Total operating expenses were $414 million in the quarter, which includes $142 million of goodwill impairment and $10 million of restructuring charges. Excluding the goodwill impairment and other non-recurring items, core operating expenses declined $21 million sequentially from $283 million to $262 million.

Notably, as of Jun 30, 2013, the company has considerably completed its cost reduction program, thereby decreasing annual run-rate expenses by about $95 million, net. However, targeted reductions stood at $110 million, partially offset by investment in enterprise risk management of $15 million.

Credit Quality

Overall, credit quality was a mixed bag during the quarter. Net charge-offs declined 26.5% sequentially to $50 million. Further, allowance for loan losses dipped 0.9% sequentially to $451 million.

For E*TRADE’s entire loan portfolio, special mention delinquencies decreased 14% sequentially, and total at-risk delinquencies moved down 17% sequentially. However, provision for loan losses increased 7% to $46 million on a sequential basis.

Balance Sheet

E*TRADE reduced its balance-sheet risk further. The company’s loan portfolio was $9.6 billion at the end of the reported quarter, down $0.5 billion sequentially.

The company’s total customer assets stood at $220 billion, up from $219 billion in the prior quarter. Total assets ended the quarter at $45.0 billion, up modestly on a sequential basis.

The company commands a strong capital position. As of Jun 30, 2013, E*TRADE reported Tier 1 common ratio of 12.2% compared with 11.2% in the prior quarter. Total risk-based capital ratio was 15.8%, up from 14.8% in the prior quarter. Tier 1 leverage ratio was 6.4%, up from 6.0% in the last quarter.

Competitive Landscape

Among other investment brokers, Charles Schwab Corporation’s (SCHW) second-quarter 2013 earnings missed the Zacks Consensus Estimate, while results at Interactive Brokers Group, Inc. (IBKR) came in line with the Zacks Consensus Estimate. However, TD Ameritrade Holding Corporation (AMTD) reported its fiscal third-quarter 2013 (ended Jun 30, 2013) net income of 33 cents per share, marginally beating the Zacks Consensus Estimate by 2 cents.

In Conclusion

The competitive position in the market for brokerage business depends on trading customers, predominantly active traders. As the long-term investing customer group is less developed compared to the trading customers, there is an opportunity for future growth as and when the long-term customers expand.

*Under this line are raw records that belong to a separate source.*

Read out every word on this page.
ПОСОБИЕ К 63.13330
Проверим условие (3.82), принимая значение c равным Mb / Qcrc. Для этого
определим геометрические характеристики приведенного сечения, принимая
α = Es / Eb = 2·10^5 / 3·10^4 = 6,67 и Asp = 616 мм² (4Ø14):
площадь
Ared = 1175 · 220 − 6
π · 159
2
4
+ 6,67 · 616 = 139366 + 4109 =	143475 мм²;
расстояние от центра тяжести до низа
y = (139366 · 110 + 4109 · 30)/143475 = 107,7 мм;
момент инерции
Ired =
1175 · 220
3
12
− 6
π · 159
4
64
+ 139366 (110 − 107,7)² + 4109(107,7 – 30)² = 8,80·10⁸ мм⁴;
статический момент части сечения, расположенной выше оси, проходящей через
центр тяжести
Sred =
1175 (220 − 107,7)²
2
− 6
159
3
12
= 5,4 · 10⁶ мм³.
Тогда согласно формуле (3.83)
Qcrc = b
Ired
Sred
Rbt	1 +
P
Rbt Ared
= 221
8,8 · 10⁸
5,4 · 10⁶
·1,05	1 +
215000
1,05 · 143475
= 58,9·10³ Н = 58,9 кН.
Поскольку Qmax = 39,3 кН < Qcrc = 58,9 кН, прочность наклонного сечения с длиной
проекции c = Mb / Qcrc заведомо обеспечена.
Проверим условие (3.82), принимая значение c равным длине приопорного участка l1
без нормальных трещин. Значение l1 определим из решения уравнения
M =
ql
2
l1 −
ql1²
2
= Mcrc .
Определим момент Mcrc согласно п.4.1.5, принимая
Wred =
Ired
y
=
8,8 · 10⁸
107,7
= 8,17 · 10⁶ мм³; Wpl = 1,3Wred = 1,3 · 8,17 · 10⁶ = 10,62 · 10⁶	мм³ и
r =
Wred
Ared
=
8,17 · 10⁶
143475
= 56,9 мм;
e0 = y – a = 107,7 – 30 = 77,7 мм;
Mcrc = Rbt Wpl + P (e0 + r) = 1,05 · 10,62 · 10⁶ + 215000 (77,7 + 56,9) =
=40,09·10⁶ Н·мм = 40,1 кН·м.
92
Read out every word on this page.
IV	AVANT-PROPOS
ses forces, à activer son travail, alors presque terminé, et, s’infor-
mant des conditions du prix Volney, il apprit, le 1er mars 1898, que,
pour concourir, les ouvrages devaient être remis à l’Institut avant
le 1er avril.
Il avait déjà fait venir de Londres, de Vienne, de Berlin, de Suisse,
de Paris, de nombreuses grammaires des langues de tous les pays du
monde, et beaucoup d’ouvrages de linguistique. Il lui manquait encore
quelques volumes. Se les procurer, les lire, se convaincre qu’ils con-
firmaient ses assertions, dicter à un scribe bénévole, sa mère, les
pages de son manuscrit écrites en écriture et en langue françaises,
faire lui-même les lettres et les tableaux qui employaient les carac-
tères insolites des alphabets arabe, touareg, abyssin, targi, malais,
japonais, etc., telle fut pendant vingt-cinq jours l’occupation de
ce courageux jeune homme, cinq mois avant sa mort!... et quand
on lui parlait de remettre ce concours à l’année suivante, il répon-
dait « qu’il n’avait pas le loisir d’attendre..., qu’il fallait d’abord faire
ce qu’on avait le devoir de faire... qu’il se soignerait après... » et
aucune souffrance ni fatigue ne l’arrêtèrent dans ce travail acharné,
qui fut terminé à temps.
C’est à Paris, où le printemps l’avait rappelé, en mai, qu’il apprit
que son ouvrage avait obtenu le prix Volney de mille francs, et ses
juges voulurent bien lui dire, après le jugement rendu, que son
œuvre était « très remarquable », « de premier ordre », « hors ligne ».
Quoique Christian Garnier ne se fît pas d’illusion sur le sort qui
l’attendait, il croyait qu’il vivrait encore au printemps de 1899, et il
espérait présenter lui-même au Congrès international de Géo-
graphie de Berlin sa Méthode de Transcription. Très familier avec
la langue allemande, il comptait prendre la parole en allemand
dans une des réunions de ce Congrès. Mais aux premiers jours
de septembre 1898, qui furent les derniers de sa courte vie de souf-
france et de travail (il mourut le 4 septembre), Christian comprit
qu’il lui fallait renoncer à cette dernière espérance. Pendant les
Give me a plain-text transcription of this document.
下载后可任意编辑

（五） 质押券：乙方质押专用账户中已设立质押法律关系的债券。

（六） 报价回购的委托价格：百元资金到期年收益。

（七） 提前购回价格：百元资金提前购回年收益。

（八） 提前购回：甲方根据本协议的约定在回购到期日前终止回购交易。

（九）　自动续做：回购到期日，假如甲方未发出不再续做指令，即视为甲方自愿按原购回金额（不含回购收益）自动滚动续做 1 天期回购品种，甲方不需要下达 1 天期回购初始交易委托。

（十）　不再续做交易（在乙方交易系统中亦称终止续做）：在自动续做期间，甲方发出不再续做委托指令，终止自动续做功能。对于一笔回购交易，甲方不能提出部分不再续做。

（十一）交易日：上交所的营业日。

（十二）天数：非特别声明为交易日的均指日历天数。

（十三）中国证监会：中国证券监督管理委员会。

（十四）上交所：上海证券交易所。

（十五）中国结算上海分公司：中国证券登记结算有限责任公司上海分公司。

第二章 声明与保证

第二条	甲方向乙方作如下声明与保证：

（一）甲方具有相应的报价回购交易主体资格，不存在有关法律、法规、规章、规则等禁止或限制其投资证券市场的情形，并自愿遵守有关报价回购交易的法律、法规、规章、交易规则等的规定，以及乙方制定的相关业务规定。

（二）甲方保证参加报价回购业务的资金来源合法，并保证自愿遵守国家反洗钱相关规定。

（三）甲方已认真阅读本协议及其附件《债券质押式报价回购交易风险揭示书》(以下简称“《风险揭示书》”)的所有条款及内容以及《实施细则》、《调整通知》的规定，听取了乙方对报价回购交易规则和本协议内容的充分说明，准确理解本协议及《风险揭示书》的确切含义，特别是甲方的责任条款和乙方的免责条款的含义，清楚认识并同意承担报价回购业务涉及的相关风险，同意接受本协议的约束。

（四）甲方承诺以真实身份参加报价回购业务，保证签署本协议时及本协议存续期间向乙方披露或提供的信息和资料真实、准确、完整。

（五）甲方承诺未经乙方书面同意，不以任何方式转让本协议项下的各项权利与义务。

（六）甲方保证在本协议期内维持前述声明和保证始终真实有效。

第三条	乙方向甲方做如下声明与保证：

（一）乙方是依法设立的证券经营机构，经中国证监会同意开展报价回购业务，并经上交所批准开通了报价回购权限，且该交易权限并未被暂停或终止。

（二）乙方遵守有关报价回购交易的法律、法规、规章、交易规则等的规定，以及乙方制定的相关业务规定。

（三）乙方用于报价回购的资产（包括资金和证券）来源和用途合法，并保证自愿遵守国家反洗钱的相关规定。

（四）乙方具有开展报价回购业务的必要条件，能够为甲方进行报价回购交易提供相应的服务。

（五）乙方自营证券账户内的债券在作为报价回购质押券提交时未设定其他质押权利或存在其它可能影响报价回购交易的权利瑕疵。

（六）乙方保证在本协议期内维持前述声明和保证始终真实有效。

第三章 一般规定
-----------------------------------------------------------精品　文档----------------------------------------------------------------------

Development of innovative online trading and long-term investing products and services, delivery of advanced customer service, creative and cost-effective marketing and sales, and expense discipline can be considered as the key factors in executing E*TRADE’s strategy to profitably expand its trading and investing business.

Further, E*TRADE’s initiatives to reduce balance sheet risk appear to be promising, although, it will put near-term pressure on the net interest margin. The company’s strong capital position, decreasing delinquencies, increase in customer accounts and improvement in DARTs are impressive.

Moreover, decrease in expenses reflects the company’s successful cost reduction initiatives. Further, E*TRADE’s decision to focus on core operations and exit the market making business is expected to improve profitability.

Yet, amid a challenging economy, rising provision for loan losses and market volatility remain looming concerns. E*TRADE currently carries a Zacks Rank #3 (Hold).